A spring with spring constant of 500 N/m is being used to pull down on the hanging end of a string that is attached over a pulley to a 50 kg block that is resting on the table. If the coefficient of friction between the block and the table is .3 and the acceleration of the block is 4 m/s2 how far is the spring being stretched?

S = 0.7 m

So, the spring will be stretched as far as 0.7 m

Step-by-step explanation

Data given,

k = 500 N/m

U = 0.3

m = 50 kg

g = 10 m/sec^2

a = 4 m/sec^2

To find the spring streched 'S'

Using the net Force equation is

Fs - f = F

step 1 we need to find spring force (Fs)

Force ( spring force formula )-

Fs = k × S

step 2 we need to find friction spring (f)

f = U × N

( Where f is a fictional force, U is a coffecient of frictional force and N is normal force which is balanced by the weight of the block ).

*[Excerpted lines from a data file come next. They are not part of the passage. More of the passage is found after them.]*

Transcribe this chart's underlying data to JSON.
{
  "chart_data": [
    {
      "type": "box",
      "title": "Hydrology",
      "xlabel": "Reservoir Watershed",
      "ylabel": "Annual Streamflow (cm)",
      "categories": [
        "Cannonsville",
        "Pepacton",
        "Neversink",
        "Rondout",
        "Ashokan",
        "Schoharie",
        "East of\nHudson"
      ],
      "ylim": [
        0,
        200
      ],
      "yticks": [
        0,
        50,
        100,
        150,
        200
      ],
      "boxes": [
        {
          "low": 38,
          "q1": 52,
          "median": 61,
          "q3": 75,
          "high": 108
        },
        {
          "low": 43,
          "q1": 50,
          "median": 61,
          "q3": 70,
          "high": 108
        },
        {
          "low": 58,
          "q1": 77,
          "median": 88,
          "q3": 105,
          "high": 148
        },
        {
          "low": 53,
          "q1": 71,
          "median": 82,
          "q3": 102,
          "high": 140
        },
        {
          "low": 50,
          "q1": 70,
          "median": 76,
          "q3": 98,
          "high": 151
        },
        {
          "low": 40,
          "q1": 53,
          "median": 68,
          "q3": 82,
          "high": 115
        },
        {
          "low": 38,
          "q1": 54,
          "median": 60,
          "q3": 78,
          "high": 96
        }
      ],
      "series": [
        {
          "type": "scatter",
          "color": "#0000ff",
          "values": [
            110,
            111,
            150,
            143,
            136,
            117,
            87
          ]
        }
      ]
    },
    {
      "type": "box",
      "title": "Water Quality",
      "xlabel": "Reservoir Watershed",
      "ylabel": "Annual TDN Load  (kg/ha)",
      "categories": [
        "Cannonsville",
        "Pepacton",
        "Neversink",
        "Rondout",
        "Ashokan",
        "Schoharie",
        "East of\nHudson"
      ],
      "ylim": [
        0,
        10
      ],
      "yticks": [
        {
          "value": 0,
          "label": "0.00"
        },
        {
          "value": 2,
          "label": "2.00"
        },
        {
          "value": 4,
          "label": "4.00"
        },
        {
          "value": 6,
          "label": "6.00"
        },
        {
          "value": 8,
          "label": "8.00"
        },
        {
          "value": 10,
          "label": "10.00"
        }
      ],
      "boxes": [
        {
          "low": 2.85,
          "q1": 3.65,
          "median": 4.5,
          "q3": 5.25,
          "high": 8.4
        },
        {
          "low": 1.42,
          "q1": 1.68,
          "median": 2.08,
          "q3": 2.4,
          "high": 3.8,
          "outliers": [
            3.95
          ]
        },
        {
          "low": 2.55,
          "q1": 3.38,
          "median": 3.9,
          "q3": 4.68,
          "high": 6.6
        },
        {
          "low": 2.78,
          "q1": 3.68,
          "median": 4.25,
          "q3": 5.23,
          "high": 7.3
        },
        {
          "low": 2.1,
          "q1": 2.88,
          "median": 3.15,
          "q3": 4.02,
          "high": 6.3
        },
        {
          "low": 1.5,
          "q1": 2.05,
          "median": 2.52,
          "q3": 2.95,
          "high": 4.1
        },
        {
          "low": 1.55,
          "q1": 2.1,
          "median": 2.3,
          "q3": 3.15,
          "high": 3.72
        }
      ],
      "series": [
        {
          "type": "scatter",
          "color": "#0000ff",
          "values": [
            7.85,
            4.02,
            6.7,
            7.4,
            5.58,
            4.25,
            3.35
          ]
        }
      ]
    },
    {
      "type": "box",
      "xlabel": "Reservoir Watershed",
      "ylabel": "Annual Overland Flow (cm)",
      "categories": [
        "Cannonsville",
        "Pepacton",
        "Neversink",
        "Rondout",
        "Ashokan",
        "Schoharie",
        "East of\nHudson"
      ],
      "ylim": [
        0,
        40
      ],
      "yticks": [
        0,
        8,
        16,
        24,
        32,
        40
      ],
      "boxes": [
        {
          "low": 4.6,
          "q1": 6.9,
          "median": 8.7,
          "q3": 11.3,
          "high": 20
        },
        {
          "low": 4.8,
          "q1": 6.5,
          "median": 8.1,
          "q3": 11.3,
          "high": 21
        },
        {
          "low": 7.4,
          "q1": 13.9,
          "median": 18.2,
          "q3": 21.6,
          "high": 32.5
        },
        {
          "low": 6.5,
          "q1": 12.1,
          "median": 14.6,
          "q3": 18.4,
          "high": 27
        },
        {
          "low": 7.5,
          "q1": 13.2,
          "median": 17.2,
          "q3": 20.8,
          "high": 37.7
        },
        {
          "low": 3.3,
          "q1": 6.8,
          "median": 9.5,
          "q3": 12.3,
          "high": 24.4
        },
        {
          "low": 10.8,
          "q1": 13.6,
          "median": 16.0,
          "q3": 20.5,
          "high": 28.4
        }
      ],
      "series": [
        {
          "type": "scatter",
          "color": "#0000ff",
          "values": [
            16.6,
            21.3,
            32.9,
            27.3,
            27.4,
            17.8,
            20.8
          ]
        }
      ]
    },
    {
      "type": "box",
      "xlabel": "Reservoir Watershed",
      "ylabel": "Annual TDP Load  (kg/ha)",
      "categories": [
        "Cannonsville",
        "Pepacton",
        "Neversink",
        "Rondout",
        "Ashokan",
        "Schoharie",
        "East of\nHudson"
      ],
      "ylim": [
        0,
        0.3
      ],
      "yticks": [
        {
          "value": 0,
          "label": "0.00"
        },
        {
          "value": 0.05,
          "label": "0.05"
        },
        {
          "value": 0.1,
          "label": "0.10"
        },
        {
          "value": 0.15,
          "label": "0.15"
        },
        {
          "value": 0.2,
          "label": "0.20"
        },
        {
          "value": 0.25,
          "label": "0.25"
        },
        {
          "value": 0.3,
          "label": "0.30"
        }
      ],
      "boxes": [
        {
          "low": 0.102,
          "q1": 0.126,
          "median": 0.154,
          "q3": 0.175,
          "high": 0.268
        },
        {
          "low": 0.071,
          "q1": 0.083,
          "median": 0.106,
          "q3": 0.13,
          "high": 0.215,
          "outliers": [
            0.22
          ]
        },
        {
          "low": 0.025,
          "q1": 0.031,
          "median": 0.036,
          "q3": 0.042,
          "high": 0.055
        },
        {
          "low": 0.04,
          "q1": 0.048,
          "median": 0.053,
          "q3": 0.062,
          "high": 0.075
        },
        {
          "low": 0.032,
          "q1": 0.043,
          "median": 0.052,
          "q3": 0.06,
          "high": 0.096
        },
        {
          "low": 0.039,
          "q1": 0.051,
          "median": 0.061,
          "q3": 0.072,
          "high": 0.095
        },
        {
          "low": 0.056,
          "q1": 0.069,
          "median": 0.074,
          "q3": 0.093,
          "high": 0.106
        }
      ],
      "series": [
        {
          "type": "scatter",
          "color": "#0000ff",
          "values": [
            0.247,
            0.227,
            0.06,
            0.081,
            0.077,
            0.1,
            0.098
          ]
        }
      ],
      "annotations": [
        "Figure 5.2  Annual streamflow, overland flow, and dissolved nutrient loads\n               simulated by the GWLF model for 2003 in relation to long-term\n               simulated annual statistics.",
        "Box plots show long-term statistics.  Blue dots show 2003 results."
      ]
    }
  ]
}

So, N = mg ( m is a mass of block and g is a acceleration due to gravity )

f = U × m × g

step 3 we need to find net force on block (F)

F= m x a

( Where F is a net force on block, m is a mass of block and 'a' is acceleration of block )

Last step, put all equation from step 1 till step 3 into the net force equation that we have

Fs - f = F

(k × S) - ( U × m × g ) = m x a

S = ( m×a + U×m×g )/ k

= ( 50×4 + 0.3×50×10 )/500

S = 0.7 m

so, the spring will be stretched as far as 0.7 m